Com isso, surge-nos o termo “tempo-calendário”,
indispensável à vida dos indivíduos e das sociedades e essencial ao historiador,
detentor de um evento fundador, que abre uma nova época, a partir do qual se
cortam e se datam os eventos. Desse ponto pode-se percorrer o tempo em duas
direções: do presente ao passado e do passado ao presente. O tempo-calendário não é só astronômico,
porque o ponto inicial é um evento que teria rompido com uma época e aberto
outra. No Ocidente, este evento divisor de épocas foi o surgimento de Cristo e
todos os eventos são “datados”, inseridos no tempo-calendário, acompanhados da
informação a.C. ou d.C.
Além disso, as datas não podem deixar
de ser sempre as mesmas para qualquer historiador, pois a datação em história é
realista e consensual. Assim, o primeiro esforço do historiador é produzir uma
sucessão rigorosa dos eventos, onde, o conhecimento das datas supõe a
compreensão de sucessões e sincronismos.
Segundo
Reis, o tempo histórico é representação intelectual, por não ser uma
reconstituição dos fatos tal como aconteceram; e uma representação cultural,
por ser fruto de uma época determinada. Daí partimos para as diferentes
representações temporais de acordo com algumas concepções. Os gregos
acreditavam no movimento circular, contínuo e infinito, não revelando o tempo,
mas a eternidade, de onde puderam criar a história porque viram que alguns
aspectos dessa experiência temporal tinham direito à eternidade e poderiam ser
repetidos. Diferentemente, os judeus deram ao
tempo a imagem de uma linha, onde, no futuro haveria a salvação e o fim do
sofrimento, com o retorno do messias. A partir do século XVIII, a profecia
cristã torna-se utopia. A ideia do progresso generaliza-se A esperança
escatológica cede lugar à confiança no futuro terrestre. O apocalipse cede
lugar à utopia, a modernidade rompe com o passado e se abre para o futuro.

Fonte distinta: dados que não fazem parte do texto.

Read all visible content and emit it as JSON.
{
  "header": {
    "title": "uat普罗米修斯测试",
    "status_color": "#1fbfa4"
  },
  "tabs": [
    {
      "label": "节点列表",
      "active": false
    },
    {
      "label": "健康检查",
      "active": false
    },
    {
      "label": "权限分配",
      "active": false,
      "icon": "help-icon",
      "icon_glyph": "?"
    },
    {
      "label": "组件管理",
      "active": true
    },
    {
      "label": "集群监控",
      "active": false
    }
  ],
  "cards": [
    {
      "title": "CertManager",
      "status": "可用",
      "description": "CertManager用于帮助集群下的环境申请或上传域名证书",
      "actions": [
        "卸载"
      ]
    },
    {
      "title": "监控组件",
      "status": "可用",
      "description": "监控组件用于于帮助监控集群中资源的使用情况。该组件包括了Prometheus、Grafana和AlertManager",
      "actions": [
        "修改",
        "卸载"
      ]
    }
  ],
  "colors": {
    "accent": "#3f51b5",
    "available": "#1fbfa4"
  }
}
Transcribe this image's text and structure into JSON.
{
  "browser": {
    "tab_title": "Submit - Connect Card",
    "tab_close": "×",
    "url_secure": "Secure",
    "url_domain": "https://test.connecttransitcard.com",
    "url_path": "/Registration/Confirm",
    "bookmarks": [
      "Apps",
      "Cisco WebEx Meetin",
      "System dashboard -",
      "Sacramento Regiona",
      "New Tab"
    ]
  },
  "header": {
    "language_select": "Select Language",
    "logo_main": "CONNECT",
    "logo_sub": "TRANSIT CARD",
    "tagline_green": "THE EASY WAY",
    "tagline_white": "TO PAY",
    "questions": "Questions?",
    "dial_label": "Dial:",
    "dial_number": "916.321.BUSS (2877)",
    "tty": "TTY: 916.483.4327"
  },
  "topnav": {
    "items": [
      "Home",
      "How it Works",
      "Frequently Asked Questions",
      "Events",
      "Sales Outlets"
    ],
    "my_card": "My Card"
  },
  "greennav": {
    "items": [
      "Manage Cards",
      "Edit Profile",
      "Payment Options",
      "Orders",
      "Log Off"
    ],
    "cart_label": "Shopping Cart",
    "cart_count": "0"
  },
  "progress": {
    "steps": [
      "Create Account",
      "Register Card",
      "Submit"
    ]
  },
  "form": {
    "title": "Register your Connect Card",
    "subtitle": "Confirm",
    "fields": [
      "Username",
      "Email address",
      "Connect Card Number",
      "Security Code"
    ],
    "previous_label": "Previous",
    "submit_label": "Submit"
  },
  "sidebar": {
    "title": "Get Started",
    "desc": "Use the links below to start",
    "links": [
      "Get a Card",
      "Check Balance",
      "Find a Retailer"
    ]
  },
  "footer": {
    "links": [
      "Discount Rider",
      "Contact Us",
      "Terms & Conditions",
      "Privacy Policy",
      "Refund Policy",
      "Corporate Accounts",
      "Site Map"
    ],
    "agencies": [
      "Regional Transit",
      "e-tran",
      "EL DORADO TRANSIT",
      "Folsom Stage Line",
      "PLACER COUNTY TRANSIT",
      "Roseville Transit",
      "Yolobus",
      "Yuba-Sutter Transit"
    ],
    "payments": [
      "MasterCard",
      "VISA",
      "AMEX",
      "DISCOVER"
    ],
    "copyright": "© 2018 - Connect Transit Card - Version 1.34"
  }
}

Reis nos conta que o grande evento que definiu
nossa época ocorreu em 1989, com a queda do muro de Berlim, representando o fim
do projeto comunista. Com isso, vivemos uma época veloz,
entretanto, com pretensões de eternidade, com a busca vertiginosa de inovações
e lucro e com a tragédia do desemprego, sem futuro para os homens.
Em nossos dias, o presente deseja se
olhar como se fosse já histórico e volta-se sobre si mesmo para controlar a
imagem que o futuro lançará sobre ele quando for passado. Como exemplo, Reis cita o 11 de
Setembro, que se dá a ver enquanto ocorre, acontecendo sob as câmeras e os
olhares do mundo todo. O presente fazendo-se história para o futuro.
Propondo uma reflexão sobre a
conceituação e sua relação com a história, Reis lança luz sobre um tema tão
complexo e misterioso, que faz o homem se por a pensar desde muito, em um
amálgama de história e filosofia, que extrapola conceitos concretos.
REIS, José Carlos. O tempo histórico como “representação”. In:____ Teoria & história : tempo histórico, história do pensamento histórico ocidental e pensamento brasileiro. Rio de Janeiro: FGV, 2012.